Et je vais leur prouver. Je vais leur prouver à tous.



Je suis soulagé de trouver le refuge désert. Notre escapade a fait fuir les Enforcers, du moins pour un temps. Pas de traces de combat, pas de pièges déclenchés. Juste le silence, presque paisible.

Jinx, elle, ne semble pas se soucier de ça. Elle virevolte jusqu’à son établi et s’y installe en tailleur, son large sourire éclatant dans l’ombre du repaire. Elle dépose la pomme, légèrement brunie par le voyage, juste sous la peinture de la fillette.


— Tiens, elle est pas aussi bonne que celles du sanctuaire de Viktor, mais elle a du goût !


Elle parle avec entrain, comme si elle attendait une réponse. Comme si quelqu’un allait lui répondre.

Mon cœur se serre.

Jinx m’a déjà dit qu’Isha ne parlait pas. Alors, peut-être que ça ne lui fait pas trop bizarre d’être la seule à faire la conversation. Peut-être que, pour elle, ce silence est normal.

Mais moi, de mon point de vue, c’est… déchirant.


— Ekko m’a emmenée dans un endroit trop trop cool !


Sa voix s’élève, pleine d’enthousiasme. Elle se balance légèrement, comme une gamine excitée qui partage un secret.

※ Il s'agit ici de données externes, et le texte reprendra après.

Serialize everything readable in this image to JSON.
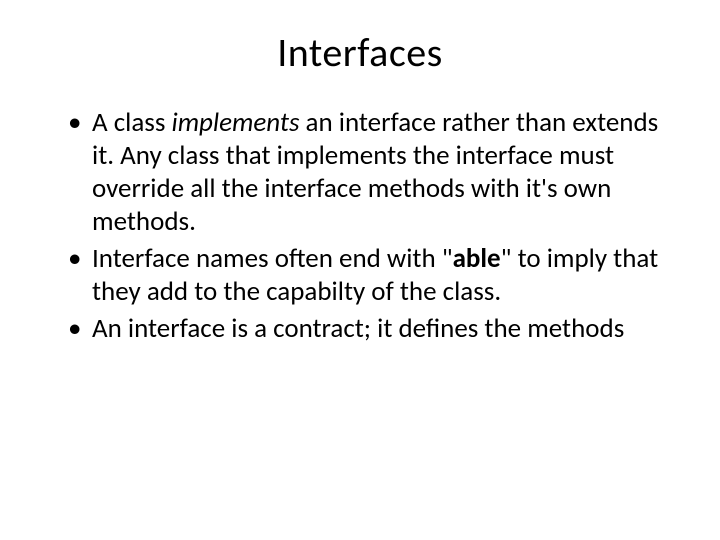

— Y avait un arbre immense, ses feuilles touchaient presque les étoiles ! Il y avait des feux volants, et une fresque, Isha, tellement grande qu’il fallait une échelle pour peindre les visages tout en haut !


Son ton, sa gestuelle… tout en elle rappelle une enfant racontant sa journée à une amie. Ça m’arrache un sourire. Malgré moi, je me rapproche, captivé par ses mimiques.


— Il y avait plein d’enfants aussi, et une petite qui s’appelait Rune. C’est elle qui m’a donné la pomme.


Elle pousse légèrement le fruit du bout des doigts, comme pour l’offrir. Comme si, quelque part, Isha pouvait vraiment l’accepter.

Je fixe la peinture. L’enfant figée dans un sourire silencieux. Je prends mon courage à deux mains et me lance :


— Je suis sûr que tu te serais bien amusée, là-bas.


Jinx relève les yeux vers moi, surprise. Puis son sourire s’agrandit, presque lumineux.

À cet instant, je comprends.

J’entre dans son monde. Son monde irréel, fait de rêves et de souvenirs qu’elle refuse de laisser mourir.

Son rire éclate, et contre toute attente, il est contagieux.

On passe plus d’une heure à parler à un fantôme qui ne nous répondra jamais.

Mais ça lui fait du bien. Je le vois.

Alors je continue. Et je continuerai le temps qu’il faudra.